Bolivar’s arrest and the campaign against illegal drugs remains a PRO-6 priority, according to Pamuspusan through the regional police office’s spokesperson, Lieutenant Colonel Joem Malong.

Police units have been ordered to step up efforts to locate Bolivar in a recent command conference with Pamuspusan.

“The goal is to sustain the gains of the PRO-6 in the revitalized campaign against illegal drugs, targeting the remaining drug personalities and groups in Panay and Negros islands, and these include Bolivar,” said Malong.

Bolivar was believed to be a minion of Prevendido and stepped up drug trafficking activities after his boss died in a shootout with policemen on Sept. 1, 2017 in Barangay Balabago, Jaro district here.

To avoid detection, sources said, Bolivar has tapped the services of personalities whom the police are not familiar with.

Sources further told Panay News Bolivar has lots of money to buy protection from policemen and even businessmen.

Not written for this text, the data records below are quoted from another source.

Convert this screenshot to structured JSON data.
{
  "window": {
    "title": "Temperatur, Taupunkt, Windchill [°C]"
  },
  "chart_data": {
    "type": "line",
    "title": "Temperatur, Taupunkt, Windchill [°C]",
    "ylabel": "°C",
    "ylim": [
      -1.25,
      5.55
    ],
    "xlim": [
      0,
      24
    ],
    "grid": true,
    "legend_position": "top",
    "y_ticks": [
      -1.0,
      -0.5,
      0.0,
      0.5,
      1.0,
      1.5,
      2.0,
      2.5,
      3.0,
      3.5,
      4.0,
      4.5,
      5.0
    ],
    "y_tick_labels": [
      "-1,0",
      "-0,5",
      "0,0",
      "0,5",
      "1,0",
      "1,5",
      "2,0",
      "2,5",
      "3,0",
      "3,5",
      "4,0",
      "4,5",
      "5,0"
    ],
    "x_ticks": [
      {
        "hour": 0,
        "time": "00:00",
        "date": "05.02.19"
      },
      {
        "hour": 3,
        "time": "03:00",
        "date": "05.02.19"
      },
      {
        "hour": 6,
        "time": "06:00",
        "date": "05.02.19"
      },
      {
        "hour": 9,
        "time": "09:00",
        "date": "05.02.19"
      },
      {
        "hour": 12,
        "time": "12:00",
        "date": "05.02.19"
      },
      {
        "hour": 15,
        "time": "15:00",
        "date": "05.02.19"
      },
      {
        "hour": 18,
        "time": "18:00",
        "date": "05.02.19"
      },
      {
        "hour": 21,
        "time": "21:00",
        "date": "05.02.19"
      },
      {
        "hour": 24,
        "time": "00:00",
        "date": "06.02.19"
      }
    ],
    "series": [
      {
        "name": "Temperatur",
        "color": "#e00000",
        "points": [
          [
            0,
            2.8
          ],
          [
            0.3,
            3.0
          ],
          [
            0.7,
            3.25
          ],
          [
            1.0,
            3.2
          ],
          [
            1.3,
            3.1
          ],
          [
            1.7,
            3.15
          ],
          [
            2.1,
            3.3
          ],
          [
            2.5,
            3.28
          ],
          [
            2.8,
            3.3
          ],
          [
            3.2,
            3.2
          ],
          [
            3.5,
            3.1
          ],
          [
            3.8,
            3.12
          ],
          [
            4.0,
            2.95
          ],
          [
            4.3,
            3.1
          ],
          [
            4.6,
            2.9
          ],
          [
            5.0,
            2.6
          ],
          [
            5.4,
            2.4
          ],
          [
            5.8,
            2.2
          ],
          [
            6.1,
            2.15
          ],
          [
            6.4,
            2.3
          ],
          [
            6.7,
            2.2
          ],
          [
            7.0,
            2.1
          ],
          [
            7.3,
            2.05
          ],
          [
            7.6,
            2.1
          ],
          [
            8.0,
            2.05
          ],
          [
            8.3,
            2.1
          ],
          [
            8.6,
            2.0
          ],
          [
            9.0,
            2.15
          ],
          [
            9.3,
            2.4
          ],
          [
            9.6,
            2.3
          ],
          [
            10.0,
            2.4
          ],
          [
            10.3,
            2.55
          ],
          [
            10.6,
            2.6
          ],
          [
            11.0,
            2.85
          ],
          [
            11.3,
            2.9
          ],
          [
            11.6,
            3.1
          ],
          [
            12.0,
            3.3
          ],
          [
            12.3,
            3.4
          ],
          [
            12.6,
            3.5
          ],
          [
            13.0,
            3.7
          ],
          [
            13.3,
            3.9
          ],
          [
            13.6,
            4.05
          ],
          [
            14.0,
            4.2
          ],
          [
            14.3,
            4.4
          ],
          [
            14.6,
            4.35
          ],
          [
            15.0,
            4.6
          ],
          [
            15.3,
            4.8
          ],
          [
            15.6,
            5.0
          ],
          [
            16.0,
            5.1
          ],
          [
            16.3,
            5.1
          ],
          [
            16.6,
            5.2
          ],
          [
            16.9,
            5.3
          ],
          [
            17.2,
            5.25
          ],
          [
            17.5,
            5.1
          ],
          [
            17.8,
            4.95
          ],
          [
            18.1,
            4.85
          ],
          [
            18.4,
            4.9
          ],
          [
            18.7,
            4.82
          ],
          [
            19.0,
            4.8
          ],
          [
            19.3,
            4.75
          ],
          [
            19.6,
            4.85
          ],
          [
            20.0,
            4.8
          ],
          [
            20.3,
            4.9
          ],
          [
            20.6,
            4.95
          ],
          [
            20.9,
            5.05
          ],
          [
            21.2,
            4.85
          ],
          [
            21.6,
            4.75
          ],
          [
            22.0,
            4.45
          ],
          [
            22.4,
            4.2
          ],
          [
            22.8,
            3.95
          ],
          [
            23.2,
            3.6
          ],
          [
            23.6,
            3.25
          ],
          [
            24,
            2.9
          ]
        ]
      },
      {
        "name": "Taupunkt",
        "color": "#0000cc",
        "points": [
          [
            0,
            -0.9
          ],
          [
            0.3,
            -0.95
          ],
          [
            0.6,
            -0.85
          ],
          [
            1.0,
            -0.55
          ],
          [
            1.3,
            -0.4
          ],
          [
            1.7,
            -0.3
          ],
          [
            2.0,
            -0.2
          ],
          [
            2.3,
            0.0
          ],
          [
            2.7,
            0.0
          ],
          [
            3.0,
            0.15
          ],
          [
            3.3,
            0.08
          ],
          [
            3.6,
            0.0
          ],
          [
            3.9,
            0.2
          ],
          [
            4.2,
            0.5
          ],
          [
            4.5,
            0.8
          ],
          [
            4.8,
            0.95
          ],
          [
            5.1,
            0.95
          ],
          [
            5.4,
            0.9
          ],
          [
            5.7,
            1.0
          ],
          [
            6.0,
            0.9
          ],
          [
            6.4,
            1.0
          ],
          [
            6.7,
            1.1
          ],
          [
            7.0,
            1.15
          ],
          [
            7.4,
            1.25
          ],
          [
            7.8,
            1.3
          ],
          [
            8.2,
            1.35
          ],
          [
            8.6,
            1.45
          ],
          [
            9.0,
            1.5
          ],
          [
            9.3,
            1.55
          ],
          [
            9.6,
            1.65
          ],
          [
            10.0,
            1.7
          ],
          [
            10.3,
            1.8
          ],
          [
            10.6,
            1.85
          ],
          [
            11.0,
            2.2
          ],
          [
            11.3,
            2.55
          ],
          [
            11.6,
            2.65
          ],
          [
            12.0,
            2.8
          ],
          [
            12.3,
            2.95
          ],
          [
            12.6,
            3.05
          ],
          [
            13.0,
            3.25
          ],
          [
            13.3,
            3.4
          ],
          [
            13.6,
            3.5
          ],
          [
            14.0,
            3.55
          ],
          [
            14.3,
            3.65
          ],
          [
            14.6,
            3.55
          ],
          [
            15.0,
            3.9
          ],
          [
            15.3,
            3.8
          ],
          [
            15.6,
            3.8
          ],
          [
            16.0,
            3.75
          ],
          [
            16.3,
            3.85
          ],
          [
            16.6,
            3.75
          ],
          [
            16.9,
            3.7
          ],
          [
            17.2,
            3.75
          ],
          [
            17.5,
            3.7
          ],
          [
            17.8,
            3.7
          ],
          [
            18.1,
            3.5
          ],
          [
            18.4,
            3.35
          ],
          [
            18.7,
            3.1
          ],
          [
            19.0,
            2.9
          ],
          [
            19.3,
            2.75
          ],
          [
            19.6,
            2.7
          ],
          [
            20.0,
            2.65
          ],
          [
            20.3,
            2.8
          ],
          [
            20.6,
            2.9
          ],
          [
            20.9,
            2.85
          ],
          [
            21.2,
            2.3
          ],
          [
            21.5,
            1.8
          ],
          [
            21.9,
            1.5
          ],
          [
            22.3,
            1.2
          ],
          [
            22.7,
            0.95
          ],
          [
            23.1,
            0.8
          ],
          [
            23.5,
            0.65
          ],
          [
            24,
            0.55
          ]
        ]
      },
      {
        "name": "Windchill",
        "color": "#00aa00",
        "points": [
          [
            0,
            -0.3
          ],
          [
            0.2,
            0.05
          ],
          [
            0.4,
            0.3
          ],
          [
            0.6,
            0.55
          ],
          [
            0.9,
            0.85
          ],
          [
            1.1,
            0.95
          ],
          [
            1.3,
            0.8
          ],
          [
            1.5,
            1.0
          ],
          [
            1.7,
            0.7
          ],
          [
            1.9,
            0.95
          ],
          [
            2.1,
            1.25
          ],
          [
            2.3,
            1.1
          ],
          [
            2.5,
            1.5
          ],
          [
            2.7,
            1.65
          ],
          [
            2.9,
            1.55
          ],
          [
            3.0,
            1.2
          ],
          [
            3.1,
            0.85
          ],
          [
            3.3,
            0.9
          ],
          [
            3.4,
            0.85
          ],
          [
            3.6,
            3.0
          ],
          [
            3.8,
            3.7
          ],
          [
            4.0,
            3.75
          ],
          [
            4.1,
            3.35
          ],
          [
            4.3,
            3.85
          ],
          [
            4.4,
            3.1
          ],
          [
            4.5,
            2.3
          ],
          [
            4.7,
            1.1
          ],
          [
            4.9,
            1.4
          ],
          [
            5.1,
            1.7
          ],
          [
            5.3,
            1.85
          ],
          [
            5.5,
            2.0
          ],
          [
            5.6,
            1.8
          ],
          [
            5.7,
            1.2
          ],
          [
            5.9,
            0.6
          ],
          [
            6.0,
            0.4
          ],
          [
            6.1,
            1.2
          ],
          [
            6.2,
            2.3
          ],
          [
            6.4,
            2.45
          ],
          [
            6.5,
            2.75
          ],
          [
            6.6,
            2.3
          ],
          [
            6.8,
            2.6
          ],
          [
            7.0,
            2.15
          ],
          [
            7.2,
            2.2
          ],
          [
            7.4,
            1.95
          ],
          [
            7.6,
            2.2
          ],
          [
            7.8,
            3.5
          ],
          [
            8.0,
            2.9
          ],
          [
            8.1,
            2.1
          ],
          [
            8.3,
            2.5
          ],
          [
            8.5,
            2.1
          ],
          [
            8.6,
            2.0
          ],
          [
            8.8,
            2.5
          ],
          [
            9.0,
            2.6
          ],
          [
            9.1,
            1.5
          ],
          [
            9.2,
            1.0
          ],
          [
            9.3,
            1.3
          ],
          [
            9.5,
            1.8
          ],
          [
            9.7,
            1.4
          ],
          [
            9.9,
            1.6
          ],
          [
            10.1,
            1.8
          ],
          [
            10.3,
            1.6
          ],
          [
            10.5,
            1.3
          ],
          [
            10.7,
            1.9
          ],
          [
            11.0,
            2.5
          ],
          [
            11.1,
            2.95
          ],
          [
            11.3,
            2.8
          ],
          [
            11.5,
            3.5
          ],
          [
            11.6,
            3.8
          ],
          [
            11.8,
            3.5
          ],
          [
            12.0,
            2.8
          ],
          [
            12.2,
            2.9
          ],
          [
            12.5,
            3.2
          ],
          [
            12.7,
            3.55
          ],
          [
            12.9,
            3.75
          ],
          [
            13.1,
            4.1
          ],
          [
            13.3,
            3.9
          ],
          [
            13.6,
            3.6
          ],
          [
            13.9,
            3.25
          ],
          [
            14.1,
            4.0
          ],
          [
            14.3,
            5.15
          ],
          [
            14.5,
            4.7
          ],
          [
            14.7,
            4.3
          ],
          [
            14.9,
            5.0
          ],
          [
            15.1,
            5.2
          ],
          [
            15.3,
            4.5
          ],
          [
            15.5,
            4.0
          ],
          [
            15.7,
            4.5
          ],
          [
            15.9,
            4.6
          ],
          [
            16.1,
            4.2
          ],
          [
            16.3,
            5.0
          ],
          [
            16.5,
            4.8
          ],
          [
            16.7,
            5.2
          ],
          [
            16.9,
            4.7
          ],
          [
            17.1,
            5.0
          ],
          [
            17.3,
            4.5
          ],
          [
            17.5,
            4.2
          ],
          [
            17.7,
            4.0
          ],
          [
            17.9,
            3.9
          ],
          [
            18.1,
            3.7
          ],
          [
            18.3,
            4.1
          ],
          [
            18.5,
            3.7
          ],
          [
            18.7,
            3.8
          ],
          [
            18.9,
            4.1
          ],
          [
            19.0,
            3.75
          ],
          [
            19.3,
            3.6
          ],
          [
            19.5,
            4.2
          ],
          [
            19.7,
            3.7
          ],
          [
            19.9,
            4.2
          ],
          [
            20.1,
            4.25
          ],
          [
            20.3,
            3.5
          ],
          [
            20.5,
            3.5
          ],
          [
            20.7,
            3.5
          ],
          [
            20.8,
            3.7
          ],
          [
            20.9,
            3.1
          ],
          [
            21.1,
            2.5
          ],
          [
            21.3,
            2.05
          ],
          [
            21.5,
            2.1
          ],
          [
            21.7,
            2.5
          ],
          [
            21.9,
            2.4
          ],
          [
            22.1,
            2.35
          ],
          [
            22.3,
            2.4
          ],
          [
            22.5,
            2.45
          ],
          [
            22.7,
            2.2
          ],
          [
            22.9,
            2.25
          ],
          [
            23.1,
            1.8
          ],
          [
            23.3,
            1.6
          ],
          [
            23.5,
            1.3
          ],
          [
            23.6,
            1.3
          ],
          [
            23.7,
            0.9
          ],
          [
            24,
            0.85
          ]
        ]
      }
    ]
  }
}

Bolivar has a pending arrest warrant for violation of the Comprehensive Dangerous Drugs Act of 2002. He was charged although he managed to escape from policemen trying to entrap him in a buy-bust operation at his house in Barangay Guinacas, Pototan on Nov. 9, 2016.

Malong said they were verifying reports about the alleged protectors of Bolivar.

The Bolivar drug group operates mainly in central and northern Iloilo province and parts of nearby Capiz. It is also into robbery and gun-for-hire services, according to the PRO-6’s Regional Drug Enforcement Unit.

The provincial government of Iloilo is dangling a P500,000 monetary reward to whoever could give information leading to the arrest of Bolivar.

Pamuspusan officially started his PRO-6 directorship on June 28.

 “I assure the men and women of PRO-6 that I will not demand from you those which I am not willing to do myself,” said Pamuspusan whose last assignment was as chief of the Philippine National Police’s (PNP) Headquarters Support Service in Camp Crame.

Pamuspusan, 54, is the 34th director of the PRO-6. He and his immediate predecessor, Bulalacao, 56, belonged to Philippine Military Academy’s Class “Maringal” 1988.